Covid. Al Ministero della Salute sottoscritto accordo tra Interno e Inmp per monitoraggio immigrati

Covid. Al Ministero della Salute sottoscritto accordo tra Interno e Inmp per monitoraggio immigrati

Covid. Al Ministero della Salute sottoscritto accordo tra Interno e Inmp per monitoraggio immigrati
La validità dell’accordo è per l’intera durata dello stato di emergenza e prevede l’organizzazione e la gestione di strumenti informativi che consentano di affrontare nel migliore dei modi la diffusione del virus nelle strutture di accoglienza e di adottare le principali misure di prevenzione e mitigazione dell’epidemia. Zampa: “Strumento utile per la conoscenza della diffusione del Coronavirus nelle strutture di accoglienza”. IL TESTO DELL'ACCORDO

Oggi, presso il Ministero della Salute e alla presenza della Sottosegretaria di Stato alla Salute, On.le Sandra Zampa, è stato sottoscritto l’Accordo di collaborazione tra il Dipartimento delle libertà civili e l’immigrazione del Ministero dell’Interno e l’Istituto Nazionale per la promozione delle popolazioni migranti e il contrasto delle malattie della povertà (INMP) relativo alla salute delle persone ospitate nel sistema di accoglienza per migranti nel corso della pandemia di COVID-19.
 
“Tale Accordo rientra in un quadro più ampio di collaborazione inter-istituzionale tra il Dipartimento delle libertà civili e dell’immigrazione e l’INMP e rappresenta certamente uno strumento utile per la conoscenza della diffusione del Coronavirus nelle strutture di accoglienza” – ha dichiarato la Sottosegretaria Zampa.
 
La validità dell’accordo è per l’intera durata dello stato di emergenza nazionale e prevede l’organizzazione e la gestione di strumenti informativi che consentano di affrontare nel migliore dei modi la diffusione del virus nelle strutture di accoglienza e di adottare le principali misure di prevenzione e mitigazione dell’epidemia.

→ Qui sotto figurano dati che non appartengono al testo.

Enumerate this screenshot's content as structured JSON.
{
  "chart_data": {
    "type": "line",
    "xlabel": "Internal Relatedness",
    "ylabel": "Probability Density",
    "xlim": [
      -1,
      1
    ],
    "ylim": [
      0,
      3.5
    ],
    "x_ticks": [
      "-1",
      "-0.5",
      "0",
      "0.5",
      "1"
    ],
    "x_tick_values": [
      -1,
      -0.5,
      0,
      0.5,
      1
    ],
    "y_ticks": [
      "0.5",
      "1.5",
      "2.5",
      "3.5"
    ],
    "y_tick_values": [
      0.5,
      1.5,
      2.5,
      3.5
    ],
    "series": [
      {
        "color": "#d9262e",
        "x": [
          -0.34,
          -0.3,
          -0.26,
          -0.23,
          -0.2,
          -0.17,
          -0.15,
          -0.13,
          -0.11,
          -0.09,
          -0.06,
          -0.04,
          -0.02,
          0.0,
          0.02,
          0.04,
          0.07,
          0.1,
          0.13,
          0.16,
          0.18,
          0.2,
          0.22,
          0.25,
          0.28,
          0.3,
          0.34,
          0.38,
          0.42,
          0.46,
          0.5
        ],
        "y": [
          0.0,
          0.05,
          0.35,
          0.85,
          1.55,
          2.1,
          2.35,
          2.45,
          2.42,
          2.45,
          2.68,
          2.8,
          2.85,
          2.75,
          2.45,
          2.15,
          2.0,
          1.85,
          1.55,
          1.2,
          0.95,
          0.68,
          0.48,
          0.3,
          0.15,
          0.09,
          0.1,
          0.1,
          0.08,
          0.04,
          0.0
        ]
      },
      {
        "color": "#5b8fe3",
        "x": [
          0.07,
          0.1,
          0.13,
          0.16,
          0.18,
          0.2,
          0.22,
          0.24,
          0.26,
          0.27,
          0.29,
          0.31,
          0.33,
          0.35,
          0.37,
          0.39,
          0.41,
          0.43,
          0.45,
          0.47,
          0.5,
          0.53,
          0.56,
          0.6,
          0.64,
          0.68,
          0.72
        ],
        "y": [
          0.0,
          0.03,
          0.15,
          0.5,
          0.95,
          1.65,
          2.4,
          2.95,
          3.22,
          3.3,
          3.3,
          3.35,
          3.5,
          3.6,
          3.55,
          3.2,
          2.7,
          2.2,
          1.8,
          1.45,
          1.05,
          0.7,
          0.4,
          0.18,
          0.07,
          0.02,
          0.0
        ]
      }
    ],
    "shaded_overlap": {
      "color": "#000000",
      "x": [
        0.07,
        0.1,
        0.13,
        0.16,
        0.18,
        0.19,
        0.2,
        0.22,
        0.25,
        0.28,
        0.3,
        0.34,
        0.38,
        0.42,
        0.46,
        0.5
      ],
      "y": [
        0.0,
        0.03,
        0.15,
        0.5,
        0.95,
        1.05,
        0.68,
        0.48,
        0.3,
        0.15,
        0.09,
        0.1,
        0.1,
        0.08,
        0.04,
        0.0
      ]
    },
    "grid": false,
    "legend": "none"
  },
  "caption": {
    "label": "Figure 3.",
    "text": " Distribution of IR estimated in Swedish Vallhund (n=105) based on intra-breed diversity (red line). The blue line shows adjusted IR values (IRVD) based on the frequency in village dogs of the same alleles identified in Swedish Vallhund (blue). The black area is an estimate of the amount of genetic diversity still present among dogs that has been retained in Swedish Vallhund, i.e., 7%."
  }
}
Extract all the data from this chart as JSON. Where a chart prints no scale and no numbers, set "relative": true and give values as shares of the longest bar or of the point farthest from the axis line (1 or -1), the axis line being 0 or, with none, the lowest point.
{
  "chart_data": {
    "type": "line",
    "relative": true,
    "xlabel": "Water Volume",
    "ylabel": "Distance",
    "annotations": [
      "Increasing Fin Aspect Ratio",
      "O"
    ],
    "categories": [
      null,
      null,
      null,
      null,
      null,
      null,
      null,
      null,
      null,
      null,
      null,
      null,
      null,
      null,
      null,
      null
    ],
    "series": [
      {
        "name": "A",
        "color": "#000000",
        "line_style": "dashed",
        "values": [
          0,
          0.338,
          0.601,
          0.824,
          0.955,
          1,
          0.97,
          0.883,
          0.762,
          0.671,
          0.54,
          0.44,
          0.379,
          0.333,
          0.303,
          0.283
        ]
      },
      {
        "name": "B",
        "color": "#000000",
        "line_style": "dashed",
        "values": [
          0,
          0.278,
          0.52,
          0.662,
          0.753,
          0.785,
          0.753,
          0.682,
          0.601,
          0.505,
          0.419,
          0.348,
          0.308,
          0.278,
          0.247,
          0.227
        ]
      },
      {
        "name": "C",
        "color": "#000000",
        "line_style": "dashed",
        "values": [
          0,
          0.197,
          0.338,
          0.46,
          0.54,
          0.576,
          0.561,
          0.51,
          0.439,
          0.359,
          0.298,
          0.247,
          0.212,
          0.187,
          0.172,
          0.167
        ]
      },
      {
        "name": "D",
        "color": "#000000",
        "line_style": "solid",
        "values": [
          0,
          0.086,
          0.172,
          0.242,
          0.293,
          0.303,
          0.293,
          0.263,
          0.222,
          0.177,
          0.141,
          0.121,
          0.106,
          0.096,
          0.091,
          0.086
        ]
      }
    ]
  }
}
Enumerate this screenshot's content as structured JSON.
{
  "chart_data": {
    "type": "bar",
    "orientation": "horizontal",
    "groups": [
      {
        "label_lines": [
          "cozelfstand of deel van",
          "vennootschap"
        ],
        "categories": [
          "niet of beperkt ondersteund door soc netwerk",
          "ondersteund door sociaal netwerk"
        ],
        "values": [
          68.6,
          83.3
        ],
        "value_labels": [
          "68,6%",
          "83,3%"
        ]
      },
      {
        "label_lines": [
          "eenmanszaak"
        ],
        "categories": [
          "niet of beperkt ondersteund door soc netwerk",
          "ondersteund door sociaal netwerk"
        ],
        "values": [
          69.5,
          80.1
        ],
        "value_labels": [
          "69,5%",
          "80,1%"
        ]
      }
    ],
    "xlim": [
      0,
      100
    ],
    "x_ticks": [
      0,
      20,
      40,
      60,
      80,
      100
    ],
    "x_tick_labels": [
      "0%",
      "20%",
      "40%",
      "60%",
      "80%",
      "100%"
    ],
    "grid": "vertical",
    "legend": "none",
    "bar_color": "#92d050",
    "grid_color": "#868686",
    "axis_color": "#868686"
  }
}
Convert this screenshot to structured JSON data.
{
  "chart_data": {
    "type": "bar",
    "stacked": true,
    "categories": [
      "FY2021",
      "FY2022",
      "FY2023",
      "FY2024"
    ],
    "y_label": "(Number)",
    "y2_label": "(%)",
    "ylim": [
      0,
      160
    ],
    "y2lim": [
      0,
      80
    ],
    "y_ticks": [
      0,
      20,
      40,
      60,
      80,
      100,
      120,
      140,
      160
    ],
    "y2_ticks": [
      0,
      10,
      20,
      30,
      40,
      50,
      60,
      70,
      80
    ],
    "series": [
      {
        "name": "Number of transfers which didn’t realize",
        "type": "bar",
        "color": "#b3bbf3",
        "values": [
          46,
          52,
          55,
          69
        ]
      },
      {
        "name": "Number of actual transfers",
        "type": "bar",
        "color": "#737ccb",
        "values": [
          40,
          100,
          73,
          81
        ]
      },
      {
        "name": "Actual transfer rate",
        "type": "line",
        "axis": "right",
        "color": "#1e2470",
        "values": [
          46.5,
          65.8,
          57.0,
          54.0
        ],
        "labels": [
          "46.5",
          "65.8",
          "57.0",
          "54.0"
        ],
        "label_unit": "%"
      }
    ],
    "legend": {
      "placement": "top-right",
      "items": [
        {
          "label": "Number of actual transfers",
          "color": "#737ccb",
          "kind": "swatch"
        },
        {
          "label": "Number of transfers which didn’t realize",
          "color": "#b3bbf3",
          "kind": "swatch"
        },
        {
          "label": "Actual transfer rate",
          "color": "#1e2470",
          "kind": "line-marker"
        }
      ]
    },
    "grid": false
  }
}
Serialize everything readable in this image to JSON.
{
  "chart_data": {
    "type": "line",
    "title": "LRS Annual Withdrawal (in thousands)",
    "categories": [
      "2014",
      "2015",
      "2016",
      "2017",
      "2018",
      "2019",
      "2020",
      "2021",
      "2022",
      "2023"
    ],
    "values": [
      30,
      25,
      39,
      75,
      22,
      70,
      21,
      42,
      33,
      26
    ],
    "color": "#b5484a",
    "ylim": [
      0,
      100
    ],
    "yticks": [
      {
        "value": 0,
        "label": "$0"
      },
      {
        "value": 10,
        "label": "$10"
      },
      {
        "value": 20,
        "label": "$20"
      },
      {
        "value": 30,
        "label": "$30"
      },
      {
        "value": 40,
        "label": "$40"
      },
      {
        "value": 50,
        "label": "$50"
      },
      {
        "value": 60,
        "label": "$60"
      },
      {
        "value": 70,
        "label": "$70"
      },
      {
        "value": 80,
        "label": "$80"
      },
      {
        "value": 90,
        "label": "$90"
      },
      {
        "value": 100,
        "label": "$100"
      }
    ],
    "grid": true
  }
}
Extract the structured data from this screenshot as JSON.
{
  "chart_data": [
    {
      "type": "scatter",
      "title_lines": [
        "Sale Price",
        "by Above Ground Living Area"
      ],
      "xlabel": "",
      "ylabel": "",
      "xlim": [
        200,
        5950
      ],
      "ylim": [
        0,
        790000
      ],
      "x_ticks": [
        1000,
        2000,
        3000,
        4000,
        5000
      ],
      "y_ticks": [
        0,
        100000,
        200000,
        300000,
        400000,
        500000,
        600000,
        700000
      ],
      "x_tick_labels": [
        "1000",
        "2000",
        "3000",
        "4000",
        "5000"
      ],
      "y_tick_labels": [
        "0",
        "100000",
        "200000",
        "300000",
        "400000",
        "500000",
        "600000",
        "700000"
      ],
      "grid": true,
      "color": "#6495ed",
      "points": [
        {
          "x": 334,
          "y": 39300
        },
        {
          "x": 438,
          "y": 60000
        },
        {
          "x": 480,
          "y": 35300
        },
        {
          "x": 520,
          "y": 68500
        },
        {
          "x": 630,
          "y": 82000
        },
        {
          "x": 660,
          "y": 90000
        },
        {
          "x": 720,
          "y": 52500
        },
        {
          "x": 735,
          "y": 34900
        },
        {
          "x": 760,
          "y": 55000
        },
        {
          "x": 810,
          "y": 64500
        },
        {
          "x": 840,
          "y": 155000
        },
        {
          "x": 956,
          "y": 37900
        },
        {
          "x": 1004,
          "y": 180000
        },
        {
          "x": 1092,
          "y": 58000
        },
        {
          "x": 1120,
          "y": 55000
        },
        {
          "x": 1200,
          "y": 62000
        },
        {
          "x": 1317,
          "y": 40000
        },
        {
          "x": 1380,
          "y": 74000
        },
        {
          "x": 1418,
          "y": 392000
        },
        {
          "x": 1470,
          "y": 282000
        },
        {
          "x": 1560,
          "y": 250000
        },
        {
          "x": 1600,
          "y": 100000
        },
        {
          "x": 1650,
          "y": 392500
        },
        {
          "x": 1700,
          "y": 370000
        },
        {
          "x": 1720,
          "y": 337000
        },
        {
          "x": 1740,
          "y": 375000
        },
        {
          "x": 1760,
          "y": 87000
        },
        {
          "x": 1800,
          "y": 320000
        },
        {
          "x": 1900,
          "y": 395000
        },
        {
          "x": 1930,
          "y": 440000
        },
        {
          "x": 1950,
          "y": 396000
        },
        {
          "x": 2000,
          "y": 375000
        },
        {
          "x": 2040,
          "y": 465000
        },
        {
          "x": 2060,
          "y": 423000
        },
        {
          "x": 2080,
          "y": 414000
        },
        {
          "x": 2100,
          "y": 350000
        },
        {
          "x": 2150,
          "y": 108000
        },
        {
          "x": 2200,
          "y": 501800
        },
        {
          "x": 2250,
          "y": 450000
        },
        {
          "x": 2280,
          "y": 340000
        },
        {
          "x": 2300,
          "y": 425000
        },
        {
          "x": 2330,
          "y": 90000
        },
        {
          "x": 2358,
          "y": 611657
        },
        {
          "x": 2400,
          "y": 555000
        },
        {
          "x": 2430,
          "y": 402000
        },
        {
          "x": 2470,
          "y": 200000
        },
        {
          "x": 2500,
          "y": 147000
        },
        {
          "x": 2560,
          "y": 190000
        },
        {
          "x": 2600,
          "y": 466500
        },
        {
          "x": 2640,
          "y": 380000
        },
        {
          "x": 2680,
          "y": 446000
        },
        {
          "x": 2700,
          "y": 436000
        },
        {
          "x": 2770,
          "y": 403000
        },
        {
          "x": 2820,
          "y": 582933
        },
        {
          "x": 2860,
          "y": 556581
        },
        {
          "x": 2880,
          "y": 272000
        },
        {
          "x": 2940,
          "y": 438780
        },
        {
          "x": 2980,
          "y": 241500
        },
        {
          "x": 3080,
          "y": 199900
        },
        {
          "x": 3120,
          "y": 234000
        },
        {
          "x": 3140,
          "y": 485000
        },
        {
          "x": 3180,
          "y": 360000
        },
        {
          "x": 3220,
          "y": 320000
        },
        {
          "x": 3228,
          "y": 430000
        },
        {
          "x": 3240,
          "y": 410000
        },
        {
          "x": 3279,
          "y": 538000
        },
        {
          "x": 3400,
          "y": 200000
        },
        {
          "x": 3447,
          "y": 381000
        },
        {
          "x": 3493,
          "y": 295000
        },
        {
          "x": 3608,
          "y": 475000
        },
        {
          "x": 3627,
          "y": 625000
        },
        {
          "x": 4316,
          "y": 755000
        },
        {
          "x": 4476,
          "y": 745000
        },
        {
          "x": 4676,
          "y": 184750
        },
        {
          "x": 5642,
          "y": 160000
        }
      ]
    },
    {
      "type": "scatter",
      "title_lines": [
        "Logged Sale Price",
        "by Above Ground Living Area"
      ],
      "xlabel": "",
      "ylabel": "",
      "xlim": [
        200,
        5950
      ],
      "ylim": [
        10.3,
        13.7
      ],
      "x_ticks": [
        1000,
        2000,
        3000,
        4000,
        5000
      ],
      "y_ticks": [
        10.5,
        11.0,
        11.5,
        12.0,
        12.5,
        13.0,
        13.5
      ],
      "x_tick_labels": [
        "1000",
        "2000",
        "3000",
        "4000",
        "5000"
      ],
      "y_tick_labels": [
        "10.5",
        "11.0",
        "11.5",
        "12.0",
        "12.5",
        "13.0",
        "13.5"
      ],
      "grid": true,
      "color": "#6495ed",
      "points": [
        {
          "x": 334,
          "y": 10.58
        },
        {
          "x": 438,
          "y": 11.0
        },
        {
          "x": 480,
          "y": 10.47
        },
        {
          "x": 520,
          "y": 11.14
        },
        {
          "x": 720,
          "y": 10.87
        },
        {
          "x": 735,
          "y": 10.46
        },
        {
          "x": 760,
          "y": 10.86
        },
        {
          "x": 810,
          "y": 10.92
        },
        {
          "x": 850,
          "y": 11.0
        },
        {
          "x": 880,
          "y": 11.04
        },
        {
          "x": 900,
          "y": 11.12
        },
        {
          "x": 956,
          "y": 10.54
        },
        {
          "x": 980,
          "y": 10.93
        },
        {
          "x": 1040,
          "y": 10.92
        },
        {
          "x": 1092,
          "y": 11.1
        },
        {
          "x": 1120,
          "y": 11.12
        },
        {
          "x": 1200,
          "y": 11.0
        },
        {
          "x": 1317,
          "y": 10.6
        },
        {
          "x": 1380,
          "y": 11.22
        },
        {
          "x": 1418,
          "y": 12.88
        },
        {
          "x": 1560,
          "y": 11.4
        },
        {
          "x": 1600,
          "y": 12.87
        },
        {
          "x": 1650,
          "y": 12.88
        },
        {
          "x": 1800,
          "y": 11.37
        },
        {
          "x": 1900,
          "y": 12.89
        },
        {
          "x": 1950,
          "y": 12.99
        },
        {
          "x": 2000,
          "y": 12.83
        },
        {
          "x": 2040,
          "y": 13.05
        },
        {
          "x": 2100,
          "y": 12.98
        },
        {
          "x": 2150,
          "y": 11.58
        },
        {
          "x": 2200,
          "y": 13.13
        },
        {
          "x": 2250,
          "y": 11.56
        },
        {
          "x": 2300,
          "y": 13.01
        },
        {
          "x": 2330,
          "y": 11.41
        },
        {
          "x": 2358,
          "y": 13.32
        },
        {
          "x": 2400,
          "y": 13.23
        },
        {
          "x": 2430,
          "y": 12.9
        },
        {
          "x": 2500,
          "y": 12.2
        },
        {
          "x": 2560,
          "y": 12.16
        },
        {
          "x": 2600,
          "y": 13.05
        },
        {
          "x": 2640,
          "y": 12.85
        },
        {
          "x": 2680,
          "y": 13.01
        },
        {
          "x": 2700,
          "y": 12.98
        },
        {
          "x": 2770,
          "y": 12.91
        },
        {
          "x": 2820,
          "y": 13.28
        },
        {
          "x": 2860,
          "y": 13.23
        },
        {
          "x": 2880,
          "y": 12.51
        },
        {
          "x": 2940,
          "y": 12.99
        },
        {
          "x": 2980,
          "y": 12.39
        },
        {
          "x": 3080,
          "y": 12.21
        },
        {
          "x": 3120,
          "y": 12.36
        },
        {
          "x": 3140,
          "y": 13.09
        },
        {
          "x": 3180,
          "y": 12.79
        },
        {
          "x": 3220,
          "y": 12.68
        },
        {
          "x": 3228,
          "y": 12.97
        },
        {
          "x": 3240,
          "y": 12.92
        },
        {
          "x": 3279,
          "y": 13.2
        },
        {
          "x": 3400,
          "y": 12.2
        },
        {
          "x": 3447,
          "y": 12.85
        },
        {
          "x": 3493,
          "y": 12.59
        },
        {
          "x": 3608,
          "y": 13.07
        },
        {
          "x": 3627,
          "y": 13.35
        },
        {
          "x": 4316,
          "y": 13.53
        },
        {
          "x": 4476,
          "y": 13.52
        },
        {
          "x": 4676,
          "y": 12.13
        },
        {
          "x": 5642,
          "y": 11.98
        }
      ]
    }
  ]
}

Tale obiettivo sarà raggiunto attraverso il completamento, al 31 dicembre 2020, dell’Indagine nazionale  sulla diffusione del contagio nell’ambito delle strutture facenti parte del sistema di accoglienza dei richiedenti asilo e rifugiati condotta da INMP tra l’11 maggio e il 12 giugno 2020; attraverso la ricognizione trimestrale dell’attuazione, all’interno delle strutture di accoglienza, delle “Indicazioni operative ad interim per la gestione di strutture con persone ad elevata fragilità e marginalità socio-sanitaria nel quadro dell’epidemia di COVID-19”, pubblicate dall’INMP nel luglio 2020 e aggiornate nell’ottobre 2020; infine, attraverso il tracciamento dei nuovi casi di positività al SARS-CoV-2 nelle strutture del sistema di accoglienza.
 
“Tali strumenti supporteranno le Prefetture, il Servizio centrale dell’ANCI e il Dipartimento delle libertà civili, ciascuno per le proprie competenze istituzionali, a conoscere l’effettivo impatto della pandemia nel sistema di accoglienza per migranti, con specifici elementi utili a comprendere lo sforzo che il sistema medesimo sta compiendo nell’adeguamento agli standard definiti delle indicazioni operative ad interim” – ha spiegato il Prefetto Michele di Bari, Capo Dipartimento Libertà Civili e Immigrazione.
 
“Gli strumenti informativi oggetto dell’Accordo, tra cui il flusso corrente dei nuovi casi, apporteranno evidenze su una stratificazione di popolazione cui spesso gli organi di informazione si riferiscono senza disporre di dati di conoscenza solidi e il completamento dell’indagine nazionale dei casi nel sistema di accoglienza fornirà una conoscenza dettagliata del fenomeno epidemico nelle cosiddette fasi uno e due della pandemia” – ha informato la Dottoressa Concetta Mirisola, Direttore Generale INMP.
 
“Mi auguro che tale Accordo, oltre a fornire informazioni epidemiologiche aggiornate e scientificamente qualificate al Ministero della Salute e alla comunità scientifica, contribuisca a determinare un miglioramento della qualità dell’informazione pubblica, determinante essenziale della corretta narrazione del fenomeno” – ha concluso Zampa.
I tre citati strumenti informativi saranno disponibili agli enti gestori sulla piattaforma predisposta dall’INMP a partire dal 4 gennaio 2021. 
La sottoscrizione dell’Accordo testimonia il rafforzamento della collaborazione tra il Dipartimento e l’INMP finalizzata al miglioramento della presa in carico della salute delle persone con particolare marginalità socio-sanitaria, in aggiunta ad altri momenti di co-progettualità che includono i minori stranieri non accompagnati e le persone con particolare fragilità psichica.